Previous SectionNext Section

Evolution of Resistance and Control of Antibiotic Use

After eradicating MDR-Ab from our institution in 1992, resistance to the cephamycins due to a novel AMP-C type, plasmid-mediated β-lactamases in many of our K. pneumoniae isolates was detected in 1994. Eight of these isolates further progressed to carbapenem resistance in combination with porin protein mutations. Escalating resistance among Klebsiella prompted us to class-restrict all cephalosporin and cephamycin use hospitalwide to remove the selective pressure for late-generation resistance in both K. pneumoniae and A. baumannii [12]. This resulted in a significant decrease in the incidence of plasmid-mediated, polyclonal CRKp colonization and infection [12]. However, chromosomally mediated, clonal ceftazidime and carbapenem resistance in MDR-Ab isolates recurred, requiring enhanced infection-control measures (figure 1).

Previous SectionNext Section

Eradication of Colonization

Several studies have indicated that colonization with multidrug-resistant, gram-negative bacilli is a frequent precursor of true infection [18]. Specific sites of colonization may be amenable to eradication strategies. Hand colonization contributes significantly to Acinetobacter transmission and can be controlled by proper hand washing, glove use, and use of antiseptic- or alcohol-based soaps [18]. Compliance has always been an issue, and constant instruction and enforcement are necessary. At our institution, hand samples from health care workers are obtained for culture by our infection-control personnel without warning whenever an increasing frequency of problematic bacteria is recognized within specific hospital areas. Periodic use of this technique helps to reinforce the importance of hand washing and glove changing.

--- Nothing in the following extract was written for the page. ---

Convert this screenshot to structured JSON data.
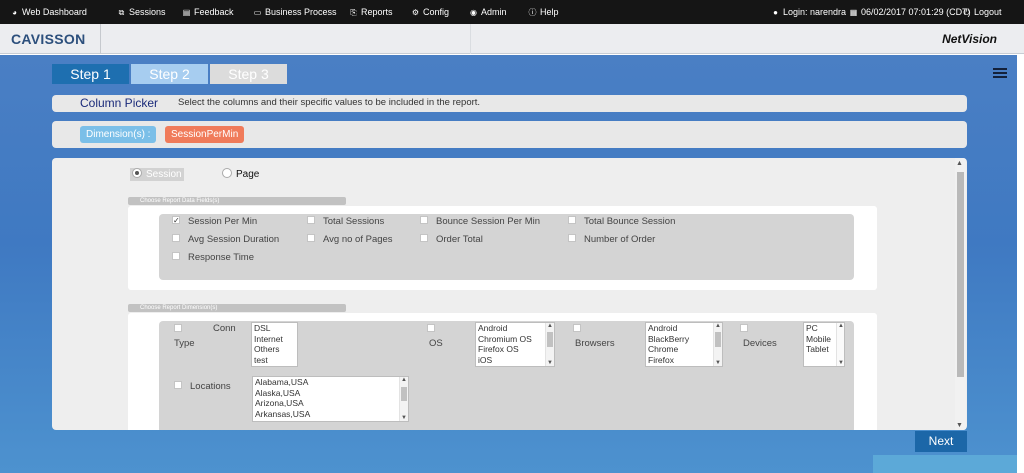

The digestive tract has only rarely been implicated as a major site for Acinetobacter colonization [19, 20]. If this is documented during an outbreak, selective decolonization with polymyxin B, other peptide antibacterials (investigational), or aminoglycosides could be attempted. Studies have shown that antibacterial prophylaxis with topical and systemic agents can decrease both respiratory tract infection and mortality in critically ill patients [21]. Aerosolized polymyxin and colistin have been used to prevent respiratory tract infections caused by P. aeruginosa in mechanically ventilated patients and patients with cystic fibrosis [22, 23]. This may be another option for reducing colonization and infection due to MDR-Ab. Careful monitoring of polymyxin inhalation is warranted, because acute respiratory insufficiency has occurred, and intrinsically resistant bacterial species (Serratia and Proteus) may emerge [22, 23]. A recent study of oropharyngeal rinsing with the investigational peptide antibacterial, iseganan, revealed reductions in microbial counts in oral secretions obtained from patients in an intensive care unit [24]. Further study of this technique is necessary to determine whether it will decrease the incidence of nosocomial pneumonia.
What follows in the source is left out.